En principe les parties optent pour une procédure en trois étapes, d’abord les revendications écrites de la partie demanderesse et la réponse de la partie défenderesse qui seront suivis par une audience17.

Il faudra déterminer qu’elle forme prendra le mémoire en demande même s’il est communément admis qu’il n’y a pas d’acte de mission comme en arbitrage18. Il faudra également déterminer si le défendeur pourra formuler une demande reconventionnelle qui pourra être examiné en même temps que la demande principale par le Comité. 

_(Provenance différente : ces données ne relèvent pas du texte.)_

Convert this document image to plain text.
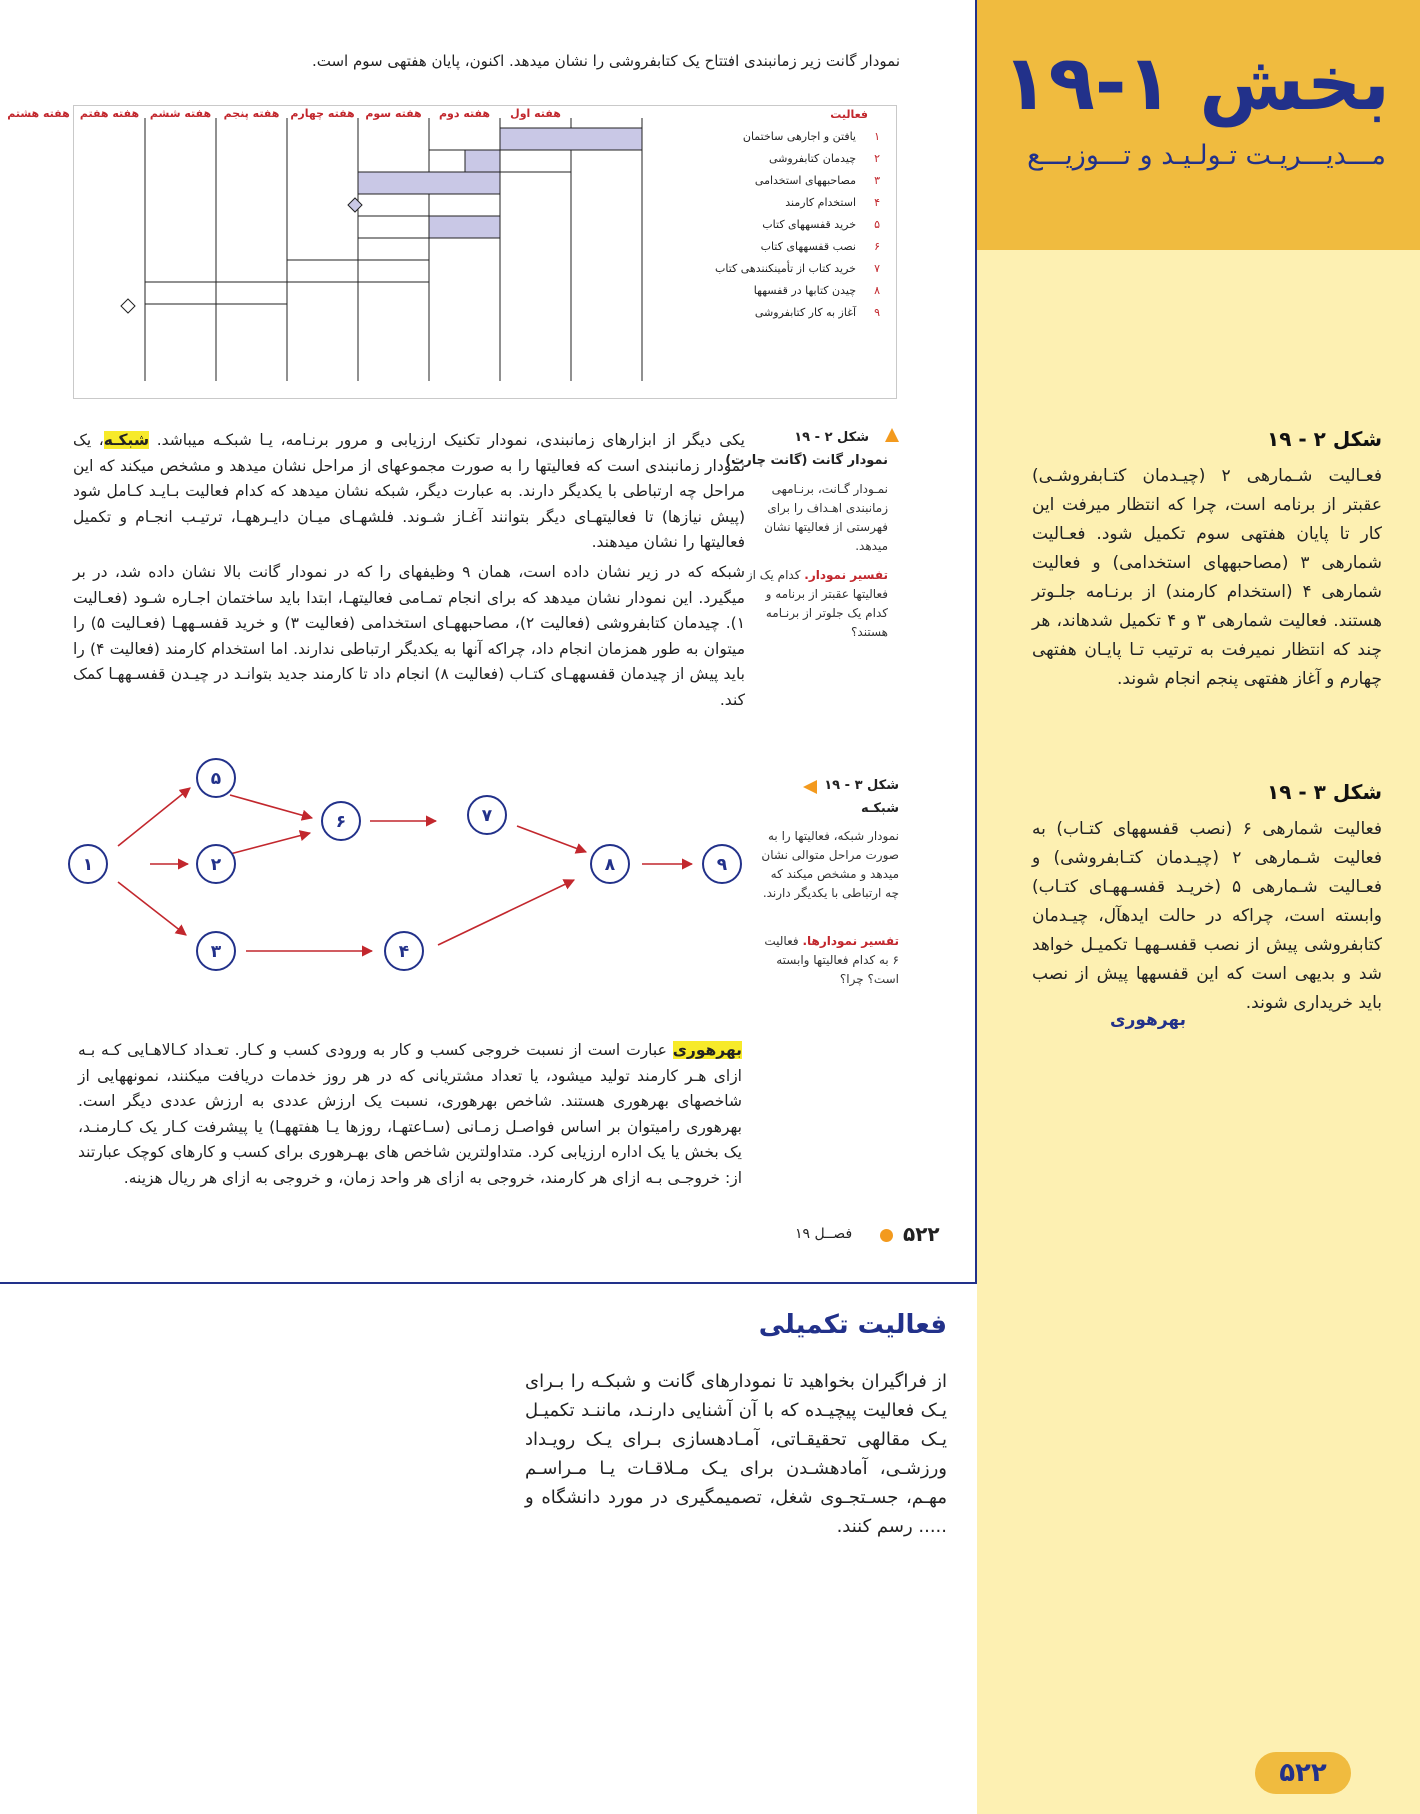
بخش ۱-۱۹
مـــدیـــریـت تـولـیـد و تـــوزیـــع
شکل ۲ - ۱۹
فعـالیت شـمارهی ۲ (چیـدمان کتـابفروشـی) عقبتر از برنامه است، چرا که انتظار میرفت این کار تا پایان هفتهی سوم تکمیل شود. فعـالیت شمارهی ۳ (مصاحبههای استخدامی) و فعالیت شمارهی ۴ (استخدام کارمند) از برنـامه جلـوتر هستند. فعالیت شمارهی ۳ و ۴ تکمیل شدهاند، هر چند که انتظار نمیرفت به ترتیب تـا پایـان هفتهی چهارم و آغاز هفتهی پنجم انجام شوند.
شکل ۳ - ۱۹
فعالیت شمارهی ۶ (نصب قفسههای کتـاب) به فعالیت شـمارهی ۲ (چیـدمان کتـابفروشی) و فعـالیت شـمارهی ۵ (خریـد قفسـههـای کتـاب) وابسته است، چراکه در حالت ایدهآل، چیـدمان کتابفروشی پیش از نصب قفسـههـا تکمیـل خواهد شد و بدیهی است که این قفسهها پیش از نصب باید خریداری شوند.
۵۲۲
نمودار گانت زیر زمانبندی افتتاح یک کتابفروشی را نشان میدهد. اکنون، پایان هفتهی سوم است.
فعالیت
هفته اول
هفته دوم
هفته سوم
هفته چهارم
هفته پنجم
هفته ششم
هفته هفتم
هفته هشتم
۱
یافتن و اجارهی ساختمان
۲
چیدمان کتابفروشی
۳
مصاحبههای استخدامی
۴
استخدام کارمند
۵
خرید قفسههای کتاب
۶
نصب قفسههای کتاب
۷
خرید کتاب از تأمینکنندهی کتاب
۸
چیدن کتابها در قفسهها
۹
آغاز به کار کتابفروشی
شکل ۲ - ۱۹
نمودار گانت (گانت چارت)
نمـودار گـانت، برنـامهی زمانبندی اهـداف را برای فهرستی از فعالیتها نشان میدهد.
تفسیر نمودار. کدام یک از فعالیتها عقبتر از برنامه و کدام یک جلوتر از برنـامه هستند؟
یکی دیگر از ابزارهای زمانبندی، نمودار تکنیک ارزیابی و مرور برنـامه، یـا شبکـه میباشد. شبکـه، یک نمودار زمانبندی است که فعالیتها را به صورت مجموعهای از مراحل نشان میدهد و مشخص میکند که این مراحل چه ارتباطی با یکدیگر دارند. به عبارت دیگر، شبکه نشان میدهد که کدام فعالیت بـایـد کـامل شود (پیش نیازها) تا فعالیتهـای دیگر بتوانند آغـاز شـوند. فلشهـای میـان دایـرههـا، ترتیـب انجـام و تکمیل فعالیتها را نشان میدهند.
شبکه که در زیر نشان داده است، همان ۹ وظیفهای را که در نمودار گانت بالا نشان داده شد، در بر میگیرد. این نمودار نشان میدهد که برای انجام تمـامی فعالیتهـا، ابتدا باید ساختمان اجـاره شـود (فعـالیت ۱). چیدمان کتابفروشی (فعالیت ۲)، مصاحبههـای استخدامی (فعالیت ۳) و خرید قفسـههـا (فعـالیت ۵) را میتوان به طور همزمان انجام داد، چراکه آنها به یکدیگر ارتباطی ندارند. اما استخدام کارمند (فعالیت ۴) را باید پیش از چیدمان قفسههـای کتـاب (فعالیت ۸) انجام داد تا کارمند جدید بتوانـد در چیـدن قفسـههـا کمک کند.
۱	۲
۳	۴
۵
۶	۷
۸	۹
شکل ۳ - ۱۹
شبکـه
نمودار شبکه، فعالیتها را به صورت مراحل متوالی نشان میدهد و مشخص میکند که چه ارتباطی با یکدیگر دارند.
تفسیر نمودارها. فعالیت ۶ به کدام فعالیتها وابسته است؟ چرا؟
بهرهوری
بهرهوری عبارت است از نسبت خروجی کسب و کار به ورودی کسب و کـار. تعـداد کـالاهـایی کـه بـه ازای هـر کارمند تولید میشود، یا تعداد مشتریانی که در هر روز خدمات دریافت میکنند، نمونههایی از شاخصهای بهرهوری هستند. شاخص بهرهوری، نسبت یک ارزش عددی به ارزش عددی دیگر است. بهرهوری رامیتوان بر اساس فواصـل زمـانی (سـاعتهـا، روزها یـا هفتههـا) یا پیشرفت کـار یک کـارمنـد، یک بخش یا یک اداره ارزیابی کرد. متداولترین شاخص های بهـرهوری برای کسب و کارهای کوچک عبارتند از: خروجـی بـه ازای هر کارمند، خروجی به ازای هر واحد زمان، و خروجی به ازای هر ریال هزینه.
۵۲۲
فصــل ۱۹
فعالیت تکمیلی
از فراگیران بخواهید تا نمودارهای گانت و شبکـه را بـرای یـک فعالیت پیچیـده که با آن آشنایی دارنـد، ماننـد تکمیـل یـک مقالهی تحقیقـاتی، آمـادهسازی بـرای یـک رویـداد ورزشـی، آمادهشـدن برای یـک مـلاقـات یـا مـراسـم مهـم، جسـتجـوی شغل، تصمیمگیری در مورد دانشگاه و ..... رسم کنند.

La détermination de l’objet de la saisine est également un enjeux clé car il va dessiner les contours du litige. S’il n’est pas assez clair ou trop restrictif cela risque d’engendrer une frustration pour les parties qui ne pourront pas alors soumettre leur litige. Il s’agit généralement de questions relatives à l’interprétation ou l’exécution du contrat. Les questions techniques sont quant à elles le plus souvent réglées par un accord entre les parties sous l’égide du maître d’œuvre ou de l’Ingénieur19

Enfin les parties devront déterminer des règles de procédures, dans ce domaine le règlement FIDIC laisse une très grande liberté contractuelle aux parties. Il ne faut surtout pas laisser d’ambiguïté, le règlement devra être clair précis et détaillé sans toutefois être trop contraignant. Il devra tout de même respecter certains principes communément admis tels que le principe du contradictoire et de l’égalité entre les parties. 

Les outils mis à la disposition du Dispute Board

Il reviendra une fois de plus aux parties de déterminer quels seront les moyens mis à la disposition des membres du comité. Les experts doivent avoir accès au site et à tous les éléments qui pourraient leur être nécessaire dans le cadre de leur mission. Par ailleurs ils pourront également recueillir des témoignages. Cependant contrairement au juge les experts ne disposent pas d’un pouvoir de coercition, ils ne peuvent donc contraire un individu à témoigner. Par la suite ils devront conduire les audiences.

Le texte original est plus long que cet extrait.